Amber Rudd, energy and climate change secretary, says Yes
If we’d allowed the existing subsidy arrangement to continue, we could have ended up with more projects than we can afford – which would have led to either higher bills, or other renewable technologies losing out on support. Our cap on renewable energy spending gives as much long-term certainty to investors as possible, while controlling consumer bills.
There is enough onshore wind in the pipeline to play a significant part in meeting our renewable energy commitments. We are committed to combatting climate change in the most cost-effective way for bill payers by helping technologies stand on their own two feet.

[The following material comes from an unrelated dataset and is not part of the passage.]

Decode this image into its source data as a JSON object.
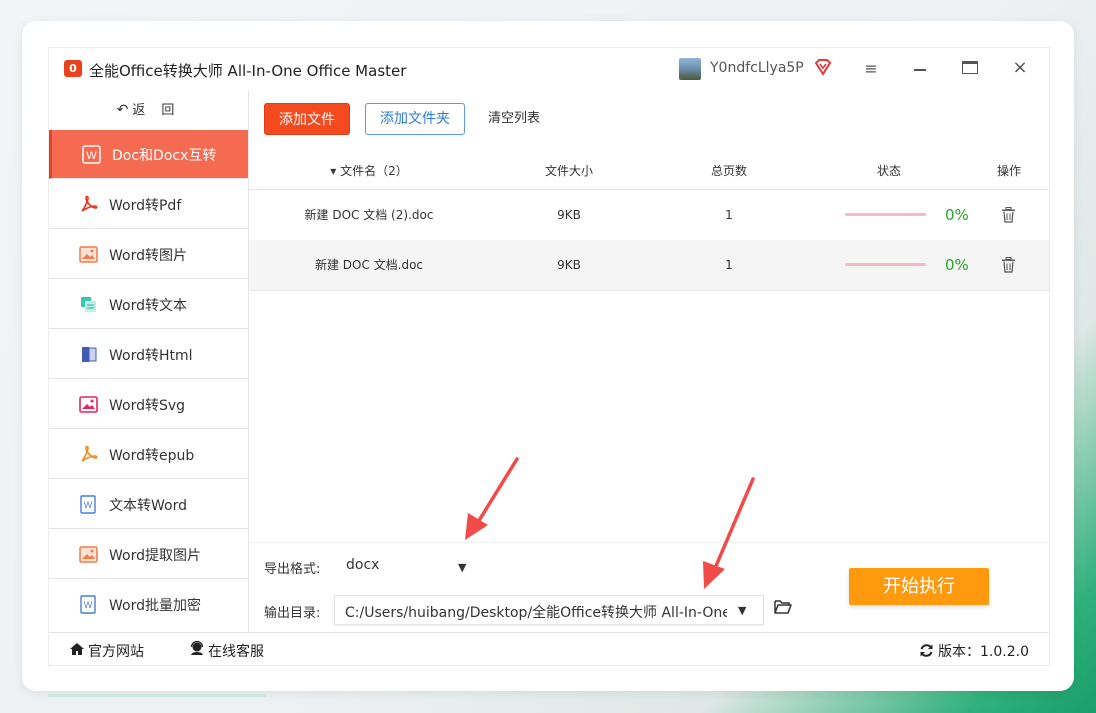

It’s all part of our long-term plan to keep the lights on and our homes warm, power the economy with cleaner energy, and keep bills as low as possible for hard-working families. We are committed to cutting our carbon emissions by fostering enterprise, competition, opportunity and growth.
Tony Lodge, a research fellow at the Centre for Policy Studies. His new pamphlet The Great Green Hangover will be published later this year, says No
Ending subsidies for new onshore wind is welcome and the right thing to do, but it still remains too small a measure to place real downward pressure on bills. Over the last 10 years, annual average energy prices have risen by 131 per cent, easily outstripping other living essentials. And this is against the backdrop of a reduction in the amount of energy used.
Bills will only fall consistently when policies are less driven to subsidising expensive renewables and when the UK can take full advantage of the cheapest fuels available. These must include gas and coal to generate electricity.
The government has legally binding targets to decarbonise; why doesn’t it have targets to reduce bills and deliver a diverse energy mix? Green taxes hit £44.6bn last year and the bill for renewable subsidies rose to £3bn. It’s time for the Conservatives to deliver a lower cost energy policy.